= E-toki =

E-toki (絵解き) refers to a Japanese Buddhist practice of using an emaki (hand picture, a painted hand scroll) or picture halls (rooms with pictures either painted onto the walls, or containing a series of hanging scrolls) to explain a Buddhist principle.

==History==
The earliest examples of e-toki are of a monk pointing to a picture in a picture hall and explaining the story of either Shakyamuni (the historical Buddha) or another important Buddhist monk, most notably Prince Shotoku who is often attributed with bringing Buddhism to Japan from China, or in the case of secular e-maki, exposing the hidden Buddhist message behind the images. The earliest examples of e-toki where only performed to a small group of the ruling class, and only upon special request.

These early performances were non-accompanied, and a solo monk would use a pointer with a soft cotton tip to tap the paintings in areas that exemplified the point to be made ( the cotton tip was to reduce the wear on the scrolls, many emaki show the wear of these performances despite this precaution with areas of the paint flaked off in vital image areas).

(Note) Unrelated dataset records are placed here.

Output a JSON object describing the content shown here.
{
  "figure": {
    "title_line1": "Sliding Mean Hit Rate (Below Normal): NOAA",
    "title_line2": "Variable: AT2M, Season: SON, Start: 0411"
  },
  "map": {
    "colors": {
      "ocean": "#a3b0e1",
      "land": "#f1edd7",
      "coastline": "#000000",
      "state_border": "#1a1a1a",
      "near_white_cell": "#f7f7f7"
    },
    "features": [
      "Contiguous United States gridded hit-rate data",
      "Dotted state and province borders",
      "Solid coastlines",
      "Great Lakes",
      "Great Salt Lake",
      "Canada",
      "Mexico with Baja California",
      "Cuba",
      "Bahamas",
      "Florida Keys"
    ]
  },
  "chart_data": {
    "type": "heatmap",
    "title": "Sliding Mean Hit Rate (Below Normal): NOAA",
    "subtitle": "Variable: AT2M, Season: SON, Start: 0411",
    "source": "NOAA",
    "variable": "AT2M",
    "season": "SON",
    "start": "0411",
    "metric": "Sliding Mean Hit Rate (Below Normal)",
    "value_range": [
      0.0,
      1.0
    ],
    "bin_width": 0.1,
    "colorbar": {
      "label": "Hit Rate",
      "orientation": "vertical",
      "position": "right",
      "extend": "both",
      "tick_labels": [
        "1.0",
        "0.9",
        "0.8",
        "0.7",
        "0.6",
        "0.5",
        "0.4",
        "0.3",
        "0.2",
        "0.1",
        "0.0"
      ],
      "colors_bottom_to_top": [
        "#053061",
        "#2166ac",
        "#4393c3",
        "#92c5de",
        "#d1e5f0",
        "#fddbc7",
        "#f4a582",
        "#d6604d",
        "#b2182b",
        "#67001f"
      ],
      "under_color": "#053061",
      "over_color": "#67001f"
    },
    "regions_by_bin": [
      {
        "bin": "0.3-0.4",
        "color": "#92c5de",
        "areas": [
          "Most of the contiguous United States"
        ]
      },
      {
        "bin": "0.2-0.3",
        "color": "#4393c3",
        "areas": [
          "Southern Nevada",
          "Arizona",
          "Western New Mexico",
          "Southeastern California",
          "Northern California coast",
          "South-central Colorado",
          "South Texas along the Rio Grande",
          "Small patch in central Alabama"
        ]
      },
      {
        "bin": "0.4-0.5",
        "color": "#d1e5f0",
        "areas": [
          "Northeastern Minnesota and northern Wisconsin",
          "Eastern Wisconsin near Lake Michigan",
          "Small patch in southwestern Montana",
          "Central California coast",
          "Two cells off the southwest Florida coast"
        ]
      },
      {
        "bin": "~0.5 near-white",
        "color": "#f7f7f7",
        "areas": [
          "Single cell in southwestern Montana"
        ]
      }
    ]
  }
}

The practice started to move out of picture halls and become more of a public performance around the 11th century. At that time music began to accompany the picture telling. A blind monk would play the biwa as a sighted monk would tell the story and point to the picture. Music would be composed for specific stories, and the e-toki timed to correlate dramatic moments within the story to the music. Monks would often perform e-toki in exchange for gifts of food or money, and traveling e-toki performing monks would set up and preach on bridges or roadsides for any audience.

==Practice==
E-toki is often performed by a monk or nun, but may also be performed by a layperson. Originally monks would preach from these pictures in private audiences for the elite and ruling class. As early as the year 931 AD the practice of e-toki is seen documented in written accounts. Though the practice of e-toki diminished after the 17th Century, it is still performed at festivals and upon special request at temples today.